Patterson pleads with PM, Golding for republic push
Senior statesman and former head of government, P.J. Patterson, has issued an impassioned plea to Prime Minister (PM) Andrew Holness and Opposition Leader Mark Golding to transcend partisan borders and capture a historic landmark by relinquishing the monarchy and establishing a republic when the country celebrates its Diamond Jubilee next August.
In a letter to Holness and Golding dated December 2, Patterson said it would be repulsive to contemplate the 60th anniversary of Independence where Jamaica’s Constitution rests on an Order in Council dating back to July 23, 1962.
He also bemoaned still having a head of state “who does not reflect our own image and enables every Jamaican to aspire in reaching the highest position within our native land”.

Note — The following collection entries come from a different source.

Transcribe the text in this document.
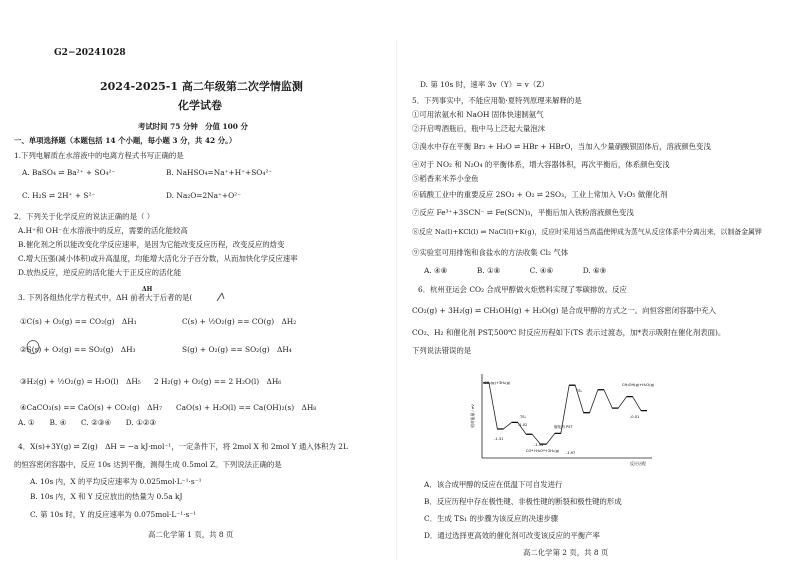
G2−20241028
2024-2025-1 高二年级第二次学情监测
化学试卷
考试时间 75 分钟　分值 100 分
一、单项选择题（本题包括 14 个小题，每小题 3 分，共 42 分。）
1.下列电解质在水溶液中的电离方程式书写正确的是
A. BaSO₄ ⇌ Ba²⁺ + SO₄²⁻	B. NaHSO₄=Na⁺+H⁺+SO₄²⁻
C. H₂S ⇌ 2H⁺ + S²⁻	D. Na₂O=2Na⁺+O²⁻
2．下列关于化学反应的说法正确的是（ ）
A.H⁺和 OH⁻在水溶液中的反应，需要的活化能较高
B.催化剂之所以能改变化学反应速率，是因为它能改变反应历程，改变反应的焓变
C.增大压强(减小体积)或升高温度，均能增大活化分子百分数，从而加快化学反应速率
D.放热反应，逆反应的活化能大于正反应的活化能
3. 下列各组热化学方程式中，ΔH 前者大于后者的是(
ΔH
①C(s) + O₂(g) == CO₂(g)　ΔH₁	C(s) + ½O₂(g) == CO(g)　ΔH₂
②S(s) + O₂(g) == SO₂(g)　ΔH₃	S(g) + O₂(g) == SO₂(g)　ΔH₄
③H₂(g) + ½O₂(g) = H₂O(l)　ΔH₅ 2 H₂(g) + O₂(g) == 2 H₂O(l)　ΔH₆
④CaCO₃(s) == CaO(s) + CO₂(g)　ΔH₇ CaO(s) + H₂O(l) == Ca(OH)₂(s)　ΔH₈
A. ①　　B. ④　　C. ②③④　　D. ①②③
4．X(s)+3Y(g) ⇌ Z(g)　ΔH = −a kJ·mol⁻¹，一定条件下，将 2mol X 和 2mol Y 通入体积为 2L
的恒容密闭容器中，反应 10s 达到平衡，测得生成 0.5mol Z。下列说法正确的是
A. 10s 内，X 的平均反应速率为 0.025mol·L⁻¹·s⁻¹
B. 10s 内，X 和 Y 反应放出的热量为 0.5a kJ
C. 第 10s 时，Y 的反应速率为 0.075mol·L⁻¹·s⁻¹
高二化学第 1 页，共 8 页
D. 第 10s 时，速率 3v（Y）= v（Z）
5．下列事实中，不能应用勒·夏特列原理来解释的是
①可用浓氨水和 NaOH 固体快速制氨气
②开启啤酒瓶后，瓶中马上泛起大量泡沫
③溴水中存在平衡 Br₂ + H₂O ⇌ HBr + HBrO，当加入少量硝酸银固体后，溶液颜色变浅
④对于 NO₂ 和 N₂O₄ 的平衡体系，增大容器体积，再次平衡后，体系颜色变浅
⑤稻香来米养小金鱼
⑥硫酸工业中的重要反应 2SO₂ + O₂ ⇌ 2SO₃，工业上常加入 V₂O₅ 做催化剂
⑦反应 Fe³⁺+3SCN⁻ ⇌ Fe(SCN)₃，平衡后加入铁粉溶液颜色变浅
⑧反应 Na(l)+KCl(l) ⇌ NaCl(l)+K(g)，反应时采用适当高温使钾成为蒸气从反应体系中分离出来，以制备金属钾
⑨实验室可用排饱和食盐水的方法收集 Cl₂ 气体
A. ④⑧　　　　B. ①⑧　　　　C. ④⑥　　　　D. ⑥⑨
6．杭州亚运会 CO₂ 合成甲醇做火炬燃料实现了零碳排放。反应
CO₂(g) + 3H₂(g) ⇌ CH₃OH(g) + H₂O(g) 是合成甲醇的方式之一。向恒容密闭容器中充入
CO₂、H₂ 和催化剂 PST,500℃ 时反应历程如下(TS 表示过渡态，加*表示吸附在催化剂表面)。
下列说法错误的是
相对能量 / eV
反应历程
CO₂(g)+3H₂(g)
-1.31
TS₁
-1.02
-1.54
CO*+H₂O*+2H₂(g) -1.97
TS₂
CH₃OH(g)+H₂O(g)
-0.51
催化剂 PST
A．该合成甲醇的反应在低温下可自发进行
B．反应历程中存在极性键、非极性键的断裂和极性键的形成
C．生成 TS₁ 的步骤为该反应的决速步骤
D．通过选择更高效的催化剂可改变该反应的平衡产率
高二化学第 2 页，共 8 页
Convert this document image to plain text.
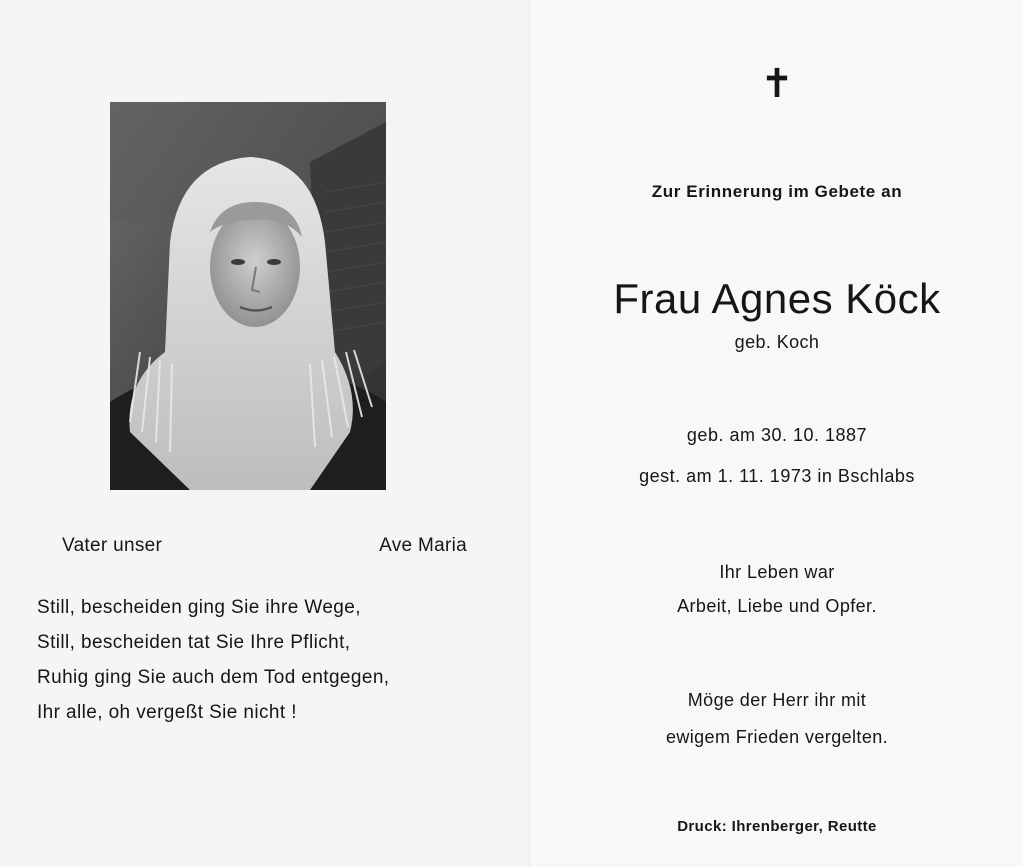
Vater unser	Ave Maria
Still, bescheiden ging Sie ihre Wege,
Still, bescheiden tat Sie Ihre Pflicht,
Ruhig ging Sie auch dem Tod entgegen,
Ihr alle, oh vergeßt Sie nicht !
✝
Zur Erinnerung im Gebete an
Frau Agnes Köck
geb. Koch
geb. am 30. 10. 1887
gest. am 1. 11. 1973 in Bschlabs
Ihr Leben war
Arbeit, Liebe und Opfer.
Möge der Herr ihr mit
ewigem Frieden vergelten.
Druck: Ihrenberger, Reutte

On Tuesday, Barbados ditched the final vestige of colonialism by becoming a republic and swore in its first president, the 72-year-old veteran jurist, Dame Sandra Mason.
Patterson asserted that the Jamaican Constitution, which stipulates that “the Executive Authority of Jamaica is vested in Her Majesty”, was the first to be crafted when the ill-fated Federation of the West Indies collapsed in 1961.
“We cannot allow ourselves to be the last to sever our colonial vestiges. The time is long due to seek yonder horizon during the year of our Diamond Jubilee.
“This plea is submitted for your gracious consideration to reflect our oneness and ignite hope for this and succeeding generations,” said Patterson, who holds the record in Jamaica for serving three terms as prime minister.
He reminded both men that before Jamaica entered its 40th year of Independence, the country had been actively engaged in extensive consultations on moving towards a republican system.
Patterson observed that both the Jamaica Labour Party and the People’s National Party have repeatedly accepted the institution of an indigenous president as head of state, a position reflected in the election manifestos of both political parties since 2002.
Further, he said that successive prime ministers have reiterated that firm intention at their inaugural installations and reaffirmed their policy positions in numerous Throne speeches from the dawn of the millennium.
Based on the work and reports of previous commissions and parliamentary committees, the single outstanding issue is whether the new president should be chosen by a two-thirds membership of both Houses sitting separately or jointly.
“One early Vale Royal meeting between you both could easily settle that,” said Patterson.